Aptitude - Time and Distance - Discussion

Then what is the speed of Sameer?

If suppose x speed abay cover in y+2 time.

Then 2x speed he covered in y-1. (here why is sameer to cover time).

Then different between time = (y+2) - (y-1) =3. So.

First covered time - second covered time = 3.

Distance = 30.

Abhay's normal speed = x.
Abhay doubles speed = 2x.
Sameer's time = t.

t+2 = 2 hrs + sameer's time.

t-1 = 1 hr less than sameer's time.

[30/x] - [30/2x] = [t+2] - [t-1].
[30/x] - [30/2x] = 3.

[1/x] - [1/2x] = 1/10.
(2-1) /2x = 1/10.

1/2x = 1/10.
2x = 10.

x = 5 km/hr.

Can any one use proper formula of maths to solve this question because it is all confusing?

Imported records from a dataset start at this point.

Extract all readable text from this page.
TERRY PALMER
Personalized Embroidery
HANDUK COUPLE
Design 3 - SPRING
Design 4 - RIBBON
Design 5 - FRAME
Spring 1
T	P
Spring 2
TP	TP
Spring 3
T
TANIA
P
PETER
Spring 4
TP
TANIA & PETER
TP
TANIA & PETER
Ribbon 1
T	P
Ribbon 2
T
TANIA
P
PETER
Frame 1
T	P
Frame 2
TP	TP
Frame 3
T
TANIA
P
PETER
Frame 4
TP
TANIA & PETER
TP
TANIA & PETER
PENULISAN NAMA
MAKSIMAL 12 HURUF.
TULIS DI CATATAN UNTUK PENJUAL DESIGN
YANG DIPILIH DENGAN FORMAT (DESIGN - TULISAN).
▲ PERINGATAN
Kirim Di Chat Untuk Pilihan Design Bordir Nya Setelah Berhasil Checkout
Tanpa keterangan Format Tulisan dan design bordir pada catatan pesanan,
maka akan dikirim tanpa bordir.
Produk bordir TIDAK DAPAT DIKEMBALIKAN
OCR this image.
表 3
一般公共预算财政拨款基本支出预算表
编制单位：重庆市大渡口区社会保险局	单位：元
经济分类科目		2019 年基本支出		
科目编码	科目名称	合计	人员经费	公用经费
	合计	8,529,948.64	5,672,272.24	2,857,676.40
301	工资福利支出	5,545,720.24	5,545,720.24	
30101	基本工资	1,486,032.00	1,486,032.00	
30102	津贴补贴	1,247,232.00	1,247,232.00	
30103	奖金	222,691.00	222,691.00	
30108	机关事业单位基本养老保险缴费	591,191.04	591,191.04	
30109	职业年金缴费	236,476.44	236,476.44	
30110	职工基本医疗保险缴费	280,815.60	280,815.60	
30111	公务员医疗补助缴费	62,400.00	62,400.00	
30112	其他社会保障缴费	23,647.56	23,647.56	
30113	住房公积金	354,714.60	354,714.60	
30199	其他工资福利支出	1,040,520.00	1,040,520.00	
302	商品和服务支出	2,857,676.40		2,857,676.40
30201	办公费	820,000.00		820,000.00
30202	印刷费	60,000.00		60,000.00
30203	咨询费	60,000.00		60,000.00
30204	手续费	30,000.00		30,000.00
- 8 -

Please explanation clearly.

Hey just stick with anyone solution then you will definitely sure about the solution, don't go for each and every solution. Because it will confuse you. And yes nice explanation by @Devi :).

How 3 comes?

Guys please solve this question by answer don't get confused.

Example: 1st option is 5 km/hr if we take then Abhaya speed 30/5 = 6 hr then Sameer has time 4 hr means Abay has 2 hr more then Sameer after then speed double means 10 km/hr, Abhay takes time 30/10 = 3 hr mean 1 hr less then Sameer. So 1st option is correct answer.

We know that:

D = ST.

Case 1 : Let's x be the time taken by Sameer.

So, 30 = s(x+2) ----- 1.

Case 2: If Abhay doubles the speed, 1 hr less than Sameer.

So 30 = 2s(x-1) ----- 2.

Equate 1 and 2.

We can get x+2 = 2x-1.

x = 4.

Put x = 4 in any of the equation.

So we will get s = 5 km/hr.

Please I'm not getting how that 3 came please explain anyone?

Please, anyone explain from where 3 came?